AD 439: The Roman Empire is on the brink of collapse. With terrifying speed a Vandal army has swept through the Roman provinces of Spain and North Africa, conquering Carthage and threatening Roman control of the Mediterranean. But a far greater threat lies to the east, a barbarian force born in the harsh steppelands of central Asia, warriors of unparalleled savagery who will sweep all before them in their thirst for conquest - the army of Attila the Hun.
For a small group of Roman soldiers and a mysterious British monk, the only defense is to rise above the corruption and weakness of the Roman emperors and hark back to the glory days of the army centuries before, to find strength in history. Led by Flavius, a young tribune, and his trusty centurion Macrobius, they fight a last-ditch battle against the Vandals in North Africa before falling back to Rome, where they regroup and prepare for the onslaught to come.
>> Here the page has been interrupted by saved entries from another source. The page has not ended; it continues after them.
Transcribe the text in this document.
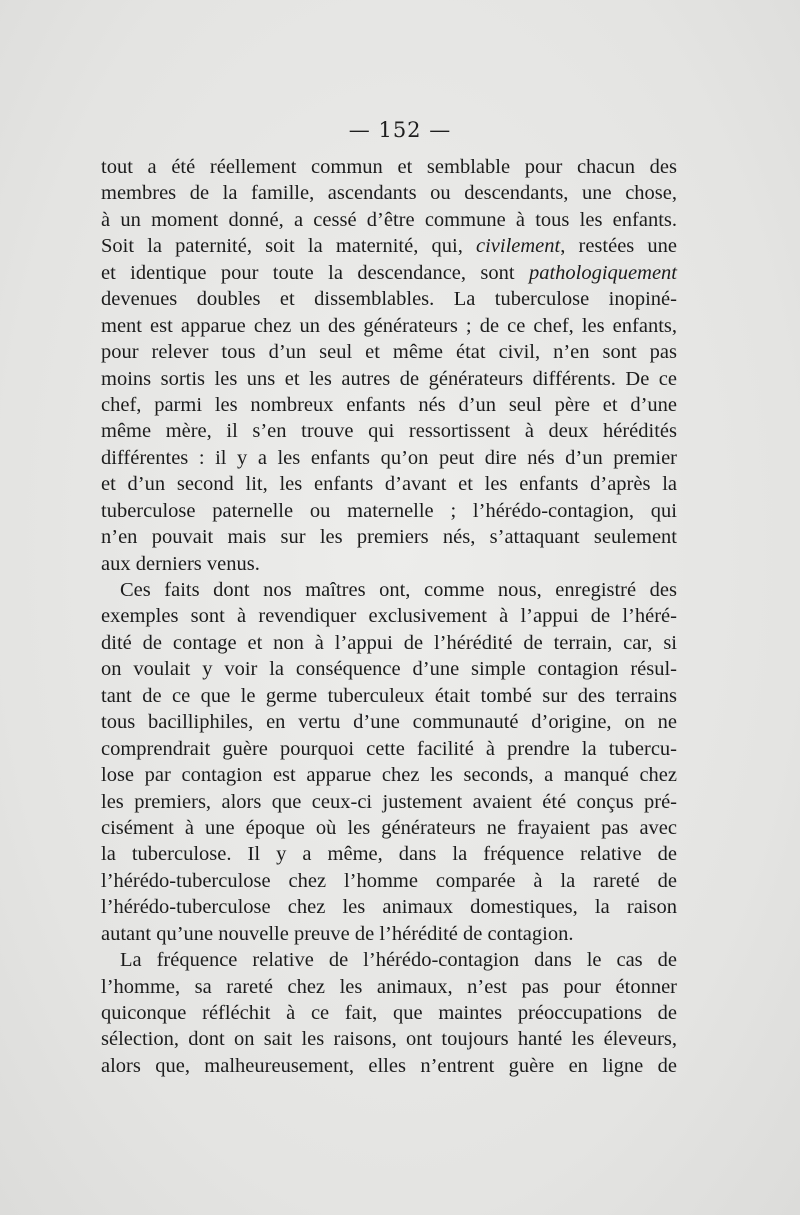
— 152 —
tout a été réellement commun et semblable pour chacun des
membres de la famille, ascendants ou descendants, une chose,
à un moment donné, a cessé d’être commune à tous les enfants.
Soit la paternité, soit la maternité, qui, civilement, restées une
et identique pour toute la descendance, sont pathologiquement
devenues doubles et dissemblables. La tuberculose inopiné-
ment est apparue chez un des générateurs ; de ce chef, les enfants,
pour relever tous d’un seul et même état civil, n’en sont pas
moins sortis les uns et les autres de générateurs différents. De ce
chef, parmi les nombreux enfants nés d’un seul père et d’une
même mère, il s’en trouve qui ressortissent à deux hérédités
différentes : il y a les enfants qu’on peut dire nés d’un premier
et d’un second lit, les enfants d’avant et les enfants d’après la
tuberculose paternelle ou maternelle ; l’hérédo-contagion, qui
n’en pouvait mais sur les premiers nés, s’attaquant seulement
aux derniers venus.
Ces faits dont nos maîtres ont, comme nous, enregistré des
exemples sont à revendiquer exclusivement à l’appui de l’héré-
dité de contage et non à l’appui de l’hérédité de terrain, car, si
on voulait y voir la conséquence d’une simple contagion résul-
tant de ce que le germe tuberculeux était tombé sur des terrains
tous bacilliphiles, en vertu d’une communauté d’origine, on ne
comprendrait guère pourquoi cette facilité à prendre la tubercu-
lose par contagion est apparue chez les seconds, a manqué chez
les premiers, alors que ceux-ci justement avaient été conçus pré-
cisément à une époque où les générateurs ne frayaient pas avec
la tuberculose. Il y a même, dans la fréquence relative de
l’hérédo-tuberculose chez l’homme comparée à la rareté de
l’hérédo-tuberculose chez les animaux domestiques, la raison
autant qu’une nouvelle preuve de l’hérédité de contagion.
La fréquence relative de l’hérédo-contagion dans le cas de
l’homme, sa rareté chez les animaux, n’est pas pour étonner
quiconque réfléchit à ce fait, que maintes préoccupations de
sélection, dont on sait les raisons, ont toujours hanté les éleveurs,
alors que, malheureusement, elles n’entrent guère en ligne de
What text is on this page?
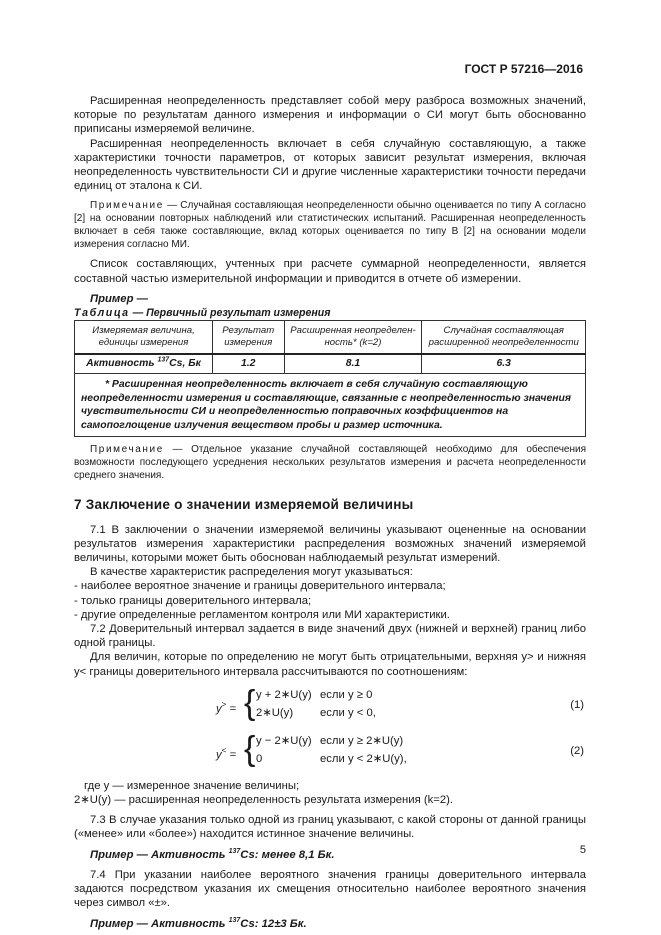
ГОСТ Р 57216—2016

Расширенная неопределенность представляет собой меру разброса возможных значений, которые по результатам данного измерения и информации о СИ могут быть обоснованно приписаны измеряемой величине.

Расширенная неопределенность включает в себя случайную составляющую, а также характеристики точности параметров, от которых зависит результат измерения, включая неопределенность чувствительности СИ и другие численные характеристики точности передачи единиц от эталона к СИ.

Примечание — Случайная составляющая неопределенности обычно оценивается по типу А согласно [2] на основании повторных наблюдений или статистических испытаний. Расширенная неопределенность включает в себя также составляющие, вклад которых оценивается по типу В [2] на основании модели измерения согласно МИ.

Список составляющих, учтенных при расчете суммарной неопределенности, является составной частью измерительной информации и приводится в отчете об измерении.

Пример —

Таблица — Первичный результат измерения

Измеряемая величина, единицы измерения	Результат измерения	Расширенная неопределенность* (k=2)	Случайная составляющая расширенной неопределенности
Активность $^{137}$Cs, Бк	1.2	8.1	6.3
* Расширенная неопределенность включает в себя случайную составляющую неопределенности измерения и составляющие, связанные с неопределенностью значения чувствительности СИ и неопределенностью поправочных коэффициентов на самопоглощение излучения веществом пробы и размер источника.			

Примечание — Отдельное указание случайной составляющей необходимо для обеспечения возможности последующего усреднения нескольких результатов измерения и расчета неопределенности среднего значения.

7 Заключение о значении измеряемой величины

7.1 В заключении о значении измеряемой величины указывают оцененные на основании результатов измерения характеристики распределения возможных значений измеряемой величины, которыми может быть обоснован наблюдаемый результат измерений.

В качестве характеристик распределения могут указываться:

- наиболее вероятное значение и границы доверительного интервала;

- только границы доверительного интервала;

- другие определенные регламентом контроля или МИ характеристики.

7.2 Доверительный интервал задается в виде значений двух (нижней и верхней) границ либо одной границы.

Для величин, которые по определению не могут быть отрицательными, верхняя y> и нижняя y< границы доверительного интервала рассчитываются по соотношениям:

y> = { y + 2∗U(y) если y ≥ 0
2∗U(y) если y < 0,
(1)
y< = { y − 2∗U(y) если y ≥ 2∗U(y)
0	если y < 2∗U(y),
(2)

где y — измеренное значение величины;

2∗U(y) — расширенная неопределенность результата измерения (k=2).

7.3 В случае указания только одной из границ указывают, с какой стороны от данной границы («менее» или «более») находится истинное значение величины.

Пример — Активность $^{137}$Cs: менее 8,1 Бк.

7.4 При указании наиболее вероятного значения границы доверительного интервала задаются посредством указания их смещения относительно наиболее вероятного значения через символ «±».

Пример — Активность $^{137}$Cs: 12±3 Бк.

5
Flavius learns that the British monk who had fled with them from Carthage is more than he seems, and he is drawn into a shady world of intelligence and intrigue under the aegis of Flavius' uncle Aetius, commander-in-chief of the Roman armies in the west, the man who alone has the power to rally Rome and her allies and save the western empire from annihilation.
Aetius is desperate to buy time until his army is strong enough to confront the Huns on the field of battle, and meanwhile will do anything to undermine their strength. Together they devise a plan of astonishing audacity that will take Flavius and Macrobius across the frontier and far up the river Danube to the heart of darkness itself, to the stronghold of the most feared warrior-emperor the world has ever known – and into alliance with the emperor's daughter, a warrior-princess who has sworn vengeance against her father for the death of her mother. In the showdown to come, in the greatest battle the Romans have ever fought, victory will go to those who can hold high the most potent symbol of war ever wrought by man - the sacred sword of Attila.
About the Author
DAVID GIBBINS is the New York Times bestselling author of seven previous historical adventure novels that have sold almost three million copies and are published in thirty languages. After taking a PhD at Cambridge University, he spent almost a decade teaching archaeology, ancient history and art history as an academic in England, before giving up teaching to write fiction full-time. He is a passionate diver and has led numerous underwater archaeology expeditions, some of which have resulted in extraordinary discoveries of ancient shipwrecks and prehistoric artefacts. David divides his time between England and Canada, where he does most of his writing.
Read an Excerpt
The Sword of Attila
By David Gibbins
St. Martin's PressCopyright © 2015 David Gibbins
All rights reserved.
A dog howled, a strange, unearthly sound that pierced the still air of the morning and echoed down the barren valley between the desert and the sea. The man on the parapet stood up, his cloak wrapped around him against the cold, thankful for his sheepskin boots and the woollen trousers and tunic that he wore under his chainmail, and listened hard. Sound travelled far across the treeless African hills, but this was close, no more than an hour's march away. He glanced at the men trying to sleep in the trench behind him, restless, uneasy, as if the dog were entering their dreams, and for a moment he wondered whether he too were in a kind of netherworld, his senses numbed by cold and lack of sleep. But then the howling began again, not just one dog but several, an eerie crescendo that rose and wavered like a gust of wind, and then died away again. This time he knew it was real. He felt a sudden chill down his spine, not of cold but of something else, and quickly clapped his hands together and stamped his feet. He knew that many of the men would be awake now, their bleary eyes watching him, the night sentries spaced down the line looking to him for orders. He must keep his nerve. He must not show his fear.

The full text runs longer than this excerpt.